Many golfers frequent driving ranges where they can hit a large number of balls in a short period of time. Typically, a golfer will pay for a large bucket or a small bucket of golf balls and take them to a teeing area where the balls can be hit down a driving range. In this manner, the golfer improves his or her driving skills and enjoys the exercise associated with hitting a large number of balls in a relatively short period of time.
Most pro shops are attended by an individual who collects payment for the large bucket or small bucket and hands the large or small bucket to the customer. That individual, or someone else, is usually responsible as well for keeping the buckets filled to their proper level. Obviously, such vending procedure is labor-intensive and cuts deeply into whatever profits may be earned by the proprietor in supplying the service. It is also well known among shop owners that the individual responsible for handling the vending often befriends various customers and sells them large buckets for the price of a small bucket, or gives them a free bucket from time to time, and so on.
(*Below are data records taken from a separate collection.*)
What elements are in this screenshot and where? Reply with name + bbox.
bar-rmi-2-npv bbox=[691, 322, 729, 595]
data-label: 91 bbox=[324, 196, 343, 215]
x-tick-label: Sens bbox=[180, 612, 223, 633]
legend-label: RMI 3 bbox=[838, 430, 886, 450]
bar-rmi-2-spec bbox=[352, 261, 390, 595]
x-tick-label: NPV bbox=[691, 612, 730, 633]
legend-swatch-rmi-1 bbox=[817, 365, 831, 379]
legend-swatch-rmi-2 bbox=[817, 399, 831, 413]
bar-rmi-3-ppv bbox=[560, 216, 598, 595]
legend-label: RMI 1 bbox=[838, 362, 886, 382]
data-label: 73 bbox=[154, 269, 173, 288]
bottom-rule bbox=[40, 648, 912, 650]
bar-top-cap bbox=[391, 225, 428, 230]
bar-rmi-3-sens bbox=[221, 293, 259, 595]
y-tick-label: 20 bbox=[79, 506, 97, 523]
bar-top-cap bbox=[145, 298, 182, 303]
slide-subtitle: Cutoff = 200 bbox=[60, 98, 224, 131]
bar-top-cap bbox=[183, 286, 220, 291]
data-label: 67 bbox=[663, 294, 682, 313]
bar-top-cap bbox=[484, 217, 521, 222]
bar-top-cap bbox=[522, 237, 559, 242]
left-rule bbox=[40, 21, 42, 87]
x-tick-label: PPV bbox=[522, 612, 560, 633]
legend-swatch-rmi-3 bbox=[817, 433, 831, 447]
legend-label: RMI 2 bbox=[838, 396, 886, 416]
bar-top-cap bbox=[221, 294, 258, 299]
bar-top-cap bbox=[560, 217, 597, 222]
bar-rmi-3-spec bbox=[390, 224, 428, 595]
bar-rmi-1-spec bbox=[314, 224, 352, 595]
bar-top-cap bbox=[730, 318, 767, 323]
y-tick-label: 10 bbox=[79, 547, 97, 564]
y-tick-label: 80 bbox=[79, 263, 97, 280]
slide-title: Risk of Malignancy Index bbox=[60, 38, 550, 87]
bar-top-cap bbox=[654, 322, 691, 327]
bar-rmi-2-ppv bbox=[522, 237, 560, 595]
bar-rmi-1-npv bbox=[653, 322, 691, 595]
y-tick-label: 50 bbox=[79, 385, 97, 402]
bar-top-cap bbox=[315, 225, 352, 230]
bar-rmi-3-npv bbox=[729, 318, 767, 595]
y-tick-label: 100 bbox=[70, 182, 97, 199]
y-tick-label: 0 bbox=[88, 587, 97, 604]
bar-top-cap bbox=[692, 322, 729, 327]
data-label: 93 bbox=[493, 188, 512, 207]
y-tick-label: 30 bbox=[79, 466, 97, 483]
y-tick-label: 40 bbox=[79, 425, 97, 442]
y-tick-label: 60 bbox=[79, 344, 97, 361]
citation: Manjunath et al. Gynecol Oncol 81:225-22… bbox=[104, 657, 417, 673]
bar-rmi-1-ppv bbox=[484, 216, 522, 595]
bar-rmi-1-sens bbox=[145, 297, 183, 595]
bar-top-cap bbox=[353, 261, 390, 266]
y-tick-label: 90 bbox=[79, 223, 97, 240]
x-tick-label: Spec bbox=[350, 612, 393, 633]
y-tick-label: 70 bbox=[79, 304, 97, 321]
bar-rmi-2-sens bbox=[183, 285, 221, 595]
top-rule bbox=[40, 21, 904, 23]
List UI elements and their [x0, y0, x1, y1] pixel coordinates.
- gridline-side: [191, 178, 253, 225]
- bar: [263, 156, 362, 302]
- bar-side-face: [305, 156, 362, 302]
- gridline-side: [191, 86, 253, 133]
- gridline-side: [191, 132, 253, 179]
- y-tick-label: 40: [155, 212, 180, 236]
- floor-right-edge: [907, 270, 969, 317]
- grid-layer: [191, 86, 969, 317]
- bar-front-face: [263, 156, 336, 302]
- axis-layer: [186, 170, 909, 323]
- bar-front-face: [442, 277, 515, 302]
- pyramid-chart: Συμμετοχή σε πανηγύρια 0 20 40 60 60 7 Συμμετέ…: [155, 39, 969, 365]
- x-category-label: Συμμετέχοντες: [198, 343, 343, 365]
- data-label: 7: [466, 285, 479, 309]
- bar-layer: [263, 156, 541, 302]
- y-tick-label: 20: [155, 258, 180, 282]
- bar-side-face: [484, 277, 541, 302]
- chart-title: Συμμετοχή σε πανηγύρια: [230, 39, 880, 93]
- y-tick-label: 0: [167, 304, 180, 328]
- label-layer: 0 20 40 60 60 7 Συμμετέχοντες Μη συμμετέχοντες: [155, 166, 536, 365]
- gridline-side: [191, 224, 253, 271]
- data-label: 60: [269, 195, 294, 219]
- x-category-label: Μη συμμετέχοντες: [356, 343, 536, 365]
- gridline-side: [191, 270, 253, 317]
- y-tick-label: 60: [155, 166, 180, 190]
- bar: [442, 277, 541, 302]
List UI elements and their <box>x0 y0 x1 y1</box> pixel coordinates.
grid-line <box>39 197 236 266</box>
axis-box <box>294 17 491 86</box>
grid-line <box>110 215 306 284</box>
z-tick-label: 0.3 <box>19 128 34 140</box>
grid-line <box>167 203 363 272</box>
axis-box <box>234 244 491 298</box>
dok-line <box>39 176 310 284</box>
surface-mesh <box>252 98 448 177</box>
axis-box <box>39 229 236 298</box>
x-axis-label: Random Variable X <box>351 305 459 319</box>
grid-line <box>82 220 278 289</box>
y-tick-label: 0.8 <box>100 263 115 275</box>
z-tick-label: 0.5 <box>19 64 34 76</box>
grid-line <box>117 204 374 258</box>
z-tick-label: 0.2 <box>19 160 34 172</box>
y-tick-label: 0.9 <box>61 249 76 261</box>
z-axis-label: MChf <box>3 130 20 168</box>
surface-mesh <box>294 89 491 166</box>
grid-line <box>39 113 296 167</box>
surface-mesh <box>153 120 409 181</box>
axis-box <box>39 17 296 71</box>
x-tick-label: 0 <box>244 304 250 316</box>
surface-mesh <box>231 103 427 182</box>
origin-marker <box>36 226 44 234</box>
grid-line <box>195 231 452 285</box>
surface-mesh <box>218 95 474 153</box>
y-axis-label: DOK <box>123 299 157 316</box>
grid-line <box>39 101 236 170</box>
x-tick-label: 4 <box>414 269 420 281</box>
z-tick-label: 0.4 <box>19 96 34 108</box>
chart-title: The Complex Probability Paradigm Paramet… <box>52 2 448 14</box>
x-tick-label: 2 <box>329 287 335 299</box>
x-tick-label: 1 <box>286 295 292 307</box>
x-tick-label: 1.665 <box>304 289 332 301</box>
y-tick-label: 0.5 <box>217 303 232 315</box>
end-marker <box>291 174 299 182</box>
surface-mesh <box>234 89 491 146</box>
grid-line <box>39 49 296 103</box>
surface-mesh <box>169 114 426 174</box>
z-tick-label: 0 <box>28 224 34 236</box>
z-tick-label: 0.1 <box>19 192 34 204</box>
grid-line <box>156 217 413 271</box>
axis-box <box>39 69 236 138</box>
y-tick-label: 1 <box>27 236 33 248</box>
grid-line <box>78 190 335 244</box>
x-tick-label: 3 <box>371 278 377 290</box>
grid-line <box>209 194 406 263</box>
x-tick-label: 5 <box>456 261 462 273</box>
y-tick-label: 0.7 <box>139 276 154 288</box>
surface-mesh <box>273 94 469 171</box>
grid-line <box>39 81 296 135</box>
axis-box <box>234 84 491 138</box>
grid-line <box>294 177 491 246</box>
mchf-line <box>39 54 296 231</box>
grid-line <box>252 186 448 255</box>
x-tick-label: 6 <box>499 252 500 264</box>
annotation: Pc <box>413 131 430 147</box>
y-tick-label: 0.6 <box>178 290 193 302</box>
Thus, at least one inventor has heretofore made an effort to develop a golf ball vending machine that substantially takes the human element out of the vending process. The device is a combination ball cleaner and vending machine and is shown in U.S. Pat. No. 4,588,108. The balls are washed in a ball washing device and carried while still wet to the vending part of the machine by an escalator-like conveyance means. The machine vends a bucket full of balls in response to a coin or token-activated signal. Apparently, the machine lacks the capacity of vending a small bucket of balls; perhaps more importantly, the machine retails for about $15,000.00 and is of complex construction.
Accordingly, there is a need for a golf ball vending machine of elegant construction that is capable of vending either half a bucket of balls or a full bucket at the election of a consumer, but the prior art neither teaches nor suggests how such an apparatus could be provided.